Since the election of 2016, in which an outsider (“non-swamp dweller”) was elected President, the US economy has flourished. Of course, it has! Anyone trained in classical economics understands that cutting taxes, deregulating businesses, and equalizing international trade is a formula for success. The under-educated and politically-biased media simply do not seem to understand. Or, it may be that they simply don’t care to understand.
There is a large segment of American society who seem to stay willfully ignorant. Data and information that doesn’t fit their narrative is ignored if possible, or acknowledged with exaggerated surprise if not.
That needs to change for people who want to be successful investors. Since the preponderance of data and information we receive is incomplete or downright inaccurate, every investor bears his or her own burden of responsibility.
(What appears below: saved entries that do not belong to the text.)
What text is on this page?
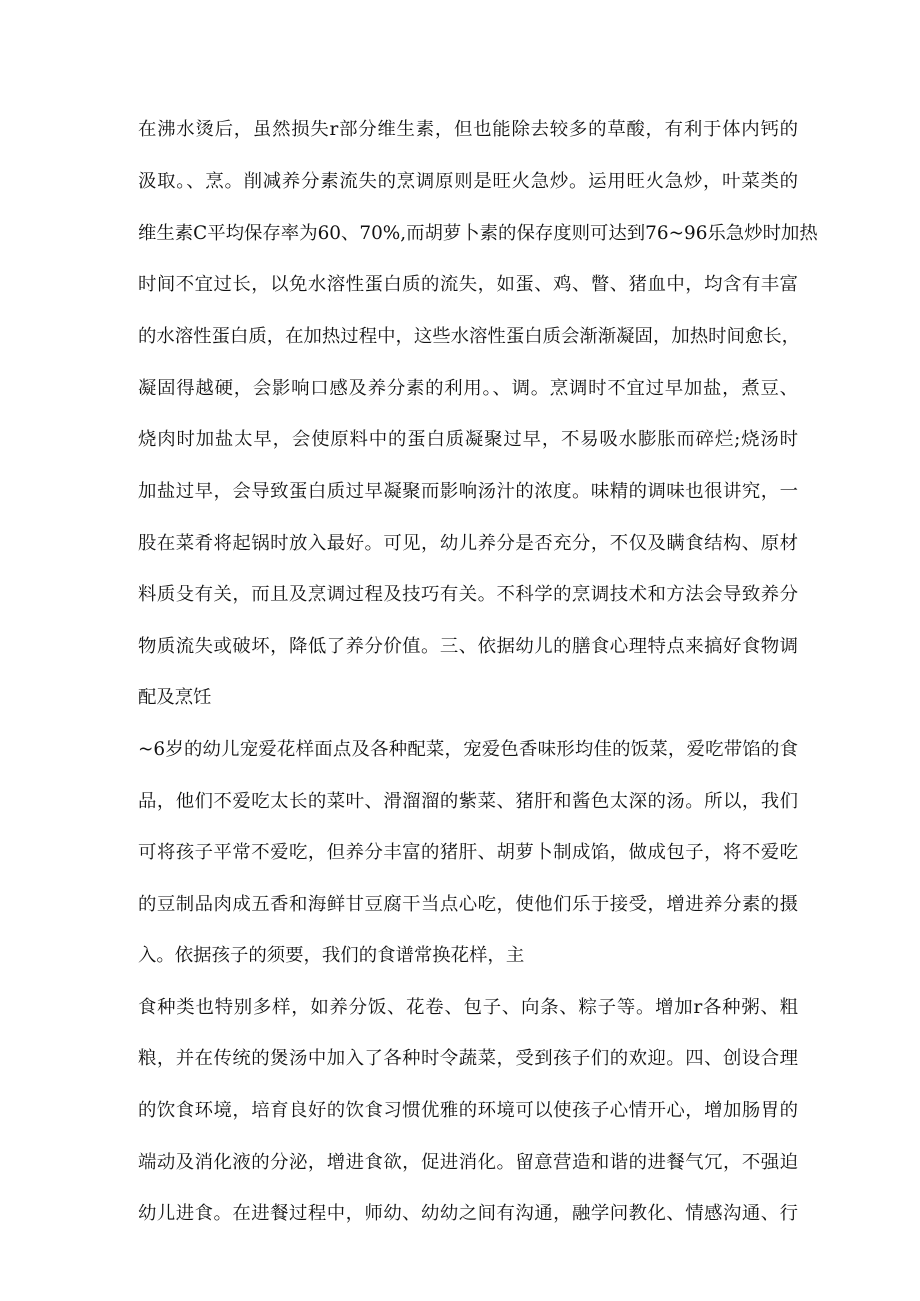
在沸水烫后，虽然损失r部分维生素，但也能除去较多的草酸，有利于体内钙的
汲取。、烹。削减养分素流失的烹调原则是旺火急炒。运用旺火急炒，叶菜类的
维生素C平均保存率为60、70%,而胡萝卜素的保存度则可达到76~96乐急炒时加热
时间不宜过长，以免水溶性蛋白质的流失，如蛋、鸡、瞥、猪血中，均含有丰富
的水溶性蛋白质，在加热过程中，这些水溶性蛋白质会渐渐凝固，加热时间愈长，
凝固得越硬，会影响口感及养分素的利用。、调。烹调时不宜过早加盐，煮豆、
烧肉时加盐太早，会使原料中的蛋白质凝聚过早，不易吸水膨胀而碎烂;烧汤时
加盐过早，会导致蛋白质过早凝聚而影响汤汁的浓度。味精的调味也很讲究，一
股在菜肴将起锅时放入最好。可见，幼儿养分是否充分，不仅及瞒食结构、原材
料质殳有关，而且及烹调过程及技巧有关。不科学的烹调技术和方法会导致养分
物质流失或破坏，降低了养分价值。三、依据幼儿的膳食心理特点来搞好食物调
配及烹饪
~6岁的幼儿宠爱花样面点及各种配菜，宠爱色香味形均佳的饭菜，爱吃带馅的食
品，他们不爱吃太长的菜叶、滑溜溜的紫菜、猪肝和酱色太深的汤。所以，我们
可将孩子平常不爱吃，但养分丰富的猪肝、胡萝卜制成馅，做成包子，将不爱吃
的豆制品肉成五香和海鲜甘豆腐干当点心吃，使他们乐于接受，增进养分素的摄
入。依据孩子的须要，我们的食谱常换花样，主
食种类也特别多样，如养分饭、花卷、包子、向条、粽子等。增加r各种粥、粗
粮，并在传统的煲汤中加入了各种时令蔬菜，受到孩子们的欢迎。四、创设合理
的饮食环境，培育良好的饮食习惯优雅的环境可以使孩子心情开心，增加肠胃的
端动及消化液的分泌，增进食欲，促进消化。留意营造和谐的进餐气冗，不强迫
幼儿进食。在进餐过程中，师幼、幼幼之间有沟通，融学问教化、情感沟通、行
Bringing the point home to investors is really pretty simple. Markets are primarily driven by business conditions in the country. Investors who ignore the facts do so at their own peril. Seasoned citizens probably recognize the current parameters of economic health from prior periods of prosperity, including the Reagan era. Today’s economics, including job creation, should come as no surprise. Politics, meet economics. Investments, meet prosperity.
If President Trump is a fan of Casablanca, he might say, “Louis, I think this is the beginning of a beautiful friendship.” America, welcome to escalating prosperity. It surprises us not at all. Always remain skeptical of the motives in the media, and you will be happier and more prosperous. Instead, listen to the Van Wie Financial Hour for a better understanding of why prosperity has returned to the USA.
One final note – How good is it out there? It is so good that the New York Times (no friend of this Administration) actually published this sub-headline regarding the job market; “We Ran Out of Words To Describe How Good It Is.”